[Dataloss] additional information on Advance Auto Parts data breech

[Henry Brown]

http://storefrontbacktalk.com/story/041108advanceauto

Unencrypted customer credit card information dating back to 2001 was 
among the customer payment data stolen from as many as 56,000 customers 
of Advance Auto Parts, according to one company official, who added that 
the chain is not PCI compliant.

The $4.8 billion automotive aftermarket parts chain—which dubs itself 
the nation's second largest such chain, with 3,261 stores in 40 states, 
Puerto Rico and the Virgin Islands—said the breach appears to have 
impacted customers from 14 of its stores in Georgia, Ohio, Louisiana, 
Tennessee, Mississippi, New York, Virginia and Indiana.

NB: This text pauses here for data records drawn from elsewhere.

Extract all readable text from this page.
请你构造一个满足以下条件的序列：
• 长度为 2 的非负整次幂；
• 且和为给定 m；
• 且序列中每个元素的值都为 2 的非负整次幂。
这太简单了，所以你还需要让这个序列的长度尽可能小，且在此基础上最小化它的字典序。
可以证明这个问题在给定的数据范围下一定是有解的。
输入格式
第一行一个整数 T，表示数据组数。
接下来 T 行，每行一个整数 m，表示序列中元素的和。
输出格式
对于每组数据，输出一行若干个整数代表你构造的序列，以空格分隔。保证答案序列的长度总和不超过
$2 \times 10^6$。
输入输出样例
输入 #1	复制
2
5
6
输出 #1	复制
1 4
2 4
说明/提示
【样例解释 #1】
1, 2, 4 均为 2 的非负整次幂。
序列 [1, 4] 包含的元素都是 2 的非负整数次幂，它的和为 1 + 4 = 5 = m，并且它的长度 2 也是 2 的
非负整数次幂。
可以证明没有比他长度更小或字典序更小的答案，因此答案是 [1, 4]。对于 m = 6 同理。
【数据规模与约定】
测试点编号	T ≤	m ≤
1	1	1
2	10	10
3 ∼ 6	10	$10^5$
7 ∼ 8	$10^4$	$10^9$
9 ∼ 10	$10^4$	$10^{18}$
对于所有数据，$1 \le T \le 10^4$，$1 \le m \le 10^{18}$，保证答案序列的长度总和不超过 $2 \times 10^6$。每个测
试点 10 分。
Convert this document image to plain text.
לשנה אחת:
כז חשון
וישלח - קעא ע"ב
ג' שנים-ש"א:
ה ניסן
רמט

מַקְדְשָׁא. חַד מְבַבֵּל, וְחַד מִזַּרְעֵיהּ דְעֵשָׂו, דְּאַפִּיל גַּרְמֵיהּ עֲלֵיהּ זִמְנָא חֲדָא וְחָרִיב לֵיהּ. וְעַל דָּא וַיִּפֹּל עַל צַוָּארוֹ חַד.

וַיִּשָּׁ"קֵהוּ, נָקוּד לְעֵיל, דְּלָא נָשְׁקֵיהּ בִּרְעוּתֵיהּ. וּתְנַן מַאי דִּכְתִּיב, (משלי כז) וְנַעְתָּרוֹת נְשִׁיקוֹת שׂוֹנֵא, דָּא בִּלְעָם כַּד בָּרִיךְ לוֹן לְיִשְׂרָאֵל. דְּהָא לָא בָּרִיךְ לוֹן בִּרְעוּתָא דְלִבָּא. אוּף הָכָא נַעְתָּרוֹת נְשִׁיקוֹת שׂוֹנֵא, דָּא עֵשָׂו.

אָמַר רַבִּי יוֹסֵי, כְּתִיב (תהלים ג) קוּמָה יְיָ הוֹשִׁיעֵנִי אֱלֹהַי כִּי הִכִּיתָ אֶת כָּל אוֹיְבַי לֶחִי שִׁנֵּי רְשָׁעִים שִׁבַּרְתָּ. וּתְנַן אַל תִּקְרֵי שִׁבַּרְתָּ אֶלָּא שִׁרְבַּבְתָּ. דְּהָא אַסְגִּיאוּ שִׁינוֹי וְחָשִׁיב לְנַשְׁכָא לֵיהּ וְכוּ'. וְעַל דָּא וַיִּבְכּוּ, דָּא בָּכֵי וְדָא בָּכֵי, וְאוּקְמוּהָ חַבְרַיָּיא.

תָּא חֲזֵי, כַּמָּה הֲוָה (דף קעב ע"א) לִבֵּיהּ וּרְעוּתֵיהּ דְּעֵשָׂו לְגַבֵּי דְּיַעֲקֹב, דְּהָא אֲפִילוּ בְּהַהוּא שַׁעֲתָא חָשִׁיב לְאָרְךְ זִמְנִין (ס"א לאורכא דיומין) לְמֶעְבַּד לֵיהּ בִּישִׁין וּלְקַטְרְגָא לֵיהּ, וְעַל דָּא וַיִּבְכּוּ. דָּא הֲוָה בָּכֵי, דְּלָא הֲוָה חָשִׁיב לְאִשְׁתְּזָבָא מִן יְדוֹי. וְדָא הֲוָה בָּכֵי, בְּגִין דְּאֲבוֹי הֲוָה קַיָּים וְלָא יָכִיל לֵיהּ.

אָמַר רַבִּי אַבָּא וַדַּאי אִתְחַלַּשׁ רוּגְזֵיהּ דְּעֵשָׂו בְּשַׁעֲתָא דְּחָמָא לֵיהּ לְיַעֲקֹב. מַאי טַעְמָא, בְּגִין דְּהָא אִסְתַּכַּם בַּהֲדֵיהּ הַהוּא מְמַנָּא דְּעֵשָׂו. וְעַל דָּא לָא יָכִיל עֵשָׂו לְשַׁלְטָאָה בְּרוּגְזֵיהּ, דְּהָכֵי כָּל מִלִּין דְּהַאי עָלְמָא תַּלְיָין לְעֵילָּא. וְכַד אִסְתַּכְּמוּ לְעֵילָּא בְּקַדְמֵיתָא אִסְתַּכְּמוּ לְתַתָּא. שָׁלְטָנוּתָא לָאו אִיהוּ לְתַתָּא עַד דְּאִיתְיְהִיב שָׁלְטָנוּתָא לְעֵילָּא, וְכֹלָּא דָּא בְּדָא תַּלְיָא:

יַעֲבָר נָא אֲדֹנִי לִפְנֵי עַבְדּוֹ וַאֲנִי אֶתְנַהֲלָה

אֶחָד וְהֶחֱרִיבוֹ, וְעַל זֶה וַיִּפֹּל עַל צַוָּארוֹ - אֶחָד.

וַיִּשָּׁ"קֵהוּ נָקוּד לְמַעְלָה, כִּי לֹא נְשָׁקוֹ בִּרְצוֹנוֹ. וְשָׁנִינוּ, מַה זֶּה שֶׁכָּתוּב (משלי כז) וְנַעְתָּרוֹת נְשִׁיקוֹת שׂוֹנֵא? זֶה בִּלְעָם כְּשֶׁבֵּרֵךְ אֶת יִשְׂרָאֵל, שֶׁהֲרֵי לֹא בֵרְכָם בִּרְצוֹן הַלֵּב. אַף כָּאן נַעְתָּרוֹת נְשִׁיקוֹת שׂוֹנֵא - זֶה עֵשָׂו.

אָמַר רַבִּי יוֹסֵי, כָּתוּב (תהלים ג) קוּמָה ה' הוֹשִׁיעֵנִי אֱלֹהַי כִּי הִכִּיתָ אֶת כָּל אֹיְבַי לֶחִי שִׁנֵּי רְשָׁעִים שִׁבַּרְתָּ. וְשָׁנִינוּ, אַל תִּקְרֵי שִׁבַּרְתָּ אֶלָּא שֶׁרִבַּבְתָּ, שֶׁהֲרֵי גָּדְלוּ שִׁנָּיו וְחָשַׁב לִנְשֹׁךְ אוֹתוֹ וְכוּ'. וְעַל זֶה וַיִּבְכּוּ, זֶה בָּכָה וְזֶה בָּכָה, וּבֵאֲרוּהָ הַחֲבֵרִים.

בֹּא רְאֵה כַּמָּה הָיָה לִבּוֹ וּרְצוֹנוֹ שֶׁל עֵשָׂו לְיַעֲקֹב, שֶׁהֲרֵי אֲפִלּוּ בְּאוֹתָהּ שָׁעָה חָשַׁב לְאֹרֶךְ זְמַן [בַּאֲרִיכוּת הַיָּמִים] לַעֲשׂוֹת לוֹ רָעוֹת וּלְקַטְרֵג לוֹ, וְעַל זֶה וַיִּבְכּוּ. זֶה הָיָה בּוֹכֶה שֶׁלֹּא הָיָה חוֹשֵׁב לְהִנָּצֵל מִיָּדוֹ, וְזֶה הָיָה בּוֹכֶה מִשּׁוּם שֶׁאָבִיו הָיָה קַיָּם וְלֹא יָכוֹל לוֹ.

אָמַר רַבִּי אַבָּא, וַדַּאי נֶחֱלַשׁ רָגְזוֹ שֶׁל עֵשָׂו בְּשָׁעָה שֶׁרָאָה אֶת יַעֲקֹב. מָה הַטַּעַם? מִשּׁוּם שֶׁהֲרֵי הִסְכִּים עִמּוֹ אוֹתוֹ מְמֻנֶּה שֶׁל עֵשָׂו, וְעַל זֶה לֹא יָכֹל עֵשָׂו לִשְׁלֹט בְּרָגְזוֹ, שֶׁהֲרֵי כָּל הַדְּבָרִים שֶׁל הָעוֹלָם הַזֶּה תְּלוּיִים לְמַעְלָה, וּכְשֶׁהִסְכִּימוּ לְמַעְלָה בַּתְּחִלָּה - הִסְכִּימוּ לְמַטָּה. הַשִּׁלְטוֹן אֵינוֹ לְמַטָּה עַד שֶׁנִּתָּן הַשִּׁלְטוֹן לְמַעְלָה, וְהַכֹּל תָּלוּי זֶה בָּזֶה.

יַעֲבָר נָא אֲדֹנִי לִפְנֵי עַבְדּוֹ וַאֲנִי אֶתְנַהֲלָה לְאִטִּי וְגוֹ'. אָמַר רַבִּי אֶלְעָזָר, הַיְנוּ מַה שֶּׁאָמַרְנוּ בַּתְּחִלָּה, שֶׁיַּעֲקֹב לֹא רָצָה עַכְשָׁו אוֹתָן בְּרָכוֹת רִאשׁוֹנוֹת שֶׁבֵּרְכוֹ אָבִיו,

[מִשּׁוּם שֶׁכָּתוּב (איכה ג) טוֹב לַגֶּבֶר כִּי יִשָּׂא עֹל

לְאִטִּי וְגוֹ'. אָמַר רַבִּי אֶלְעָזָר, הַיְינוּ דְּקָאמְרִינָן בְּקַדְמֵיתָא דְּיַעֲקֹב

The breach—which revealed check, credit card and debit card 
data—apparently happened in February 2008 and was discovered "in early 
March," said Shelly Whitaker, the manager of public communications for 
Advance Auto Parts.

The initial investigation revealed that "the majority of [the stolen 
information] was old data" from December 2001 through December 2004 and 
that none of the older data had been encrypted, Whitaker said. She added 
that the chain currently encrypts payment data.

Whitaker said the old credit card data was still in the company's system 
because it was left over from some old network changes. "During a system 
conversation, the data had not been deleted," she said.

Advanced Auto Parts was not PCI compliant at the time of the data breach 
and is still not compliant, although Whitaker said the chain is "in the 
final stages" of having a PCI assessment completed. It had not been 
declared PCI compliant because of "an open item not related to this 
intrusion," which Whitaker declined to identify. "We should be compliant 
in the next couple of months," she said on April 11.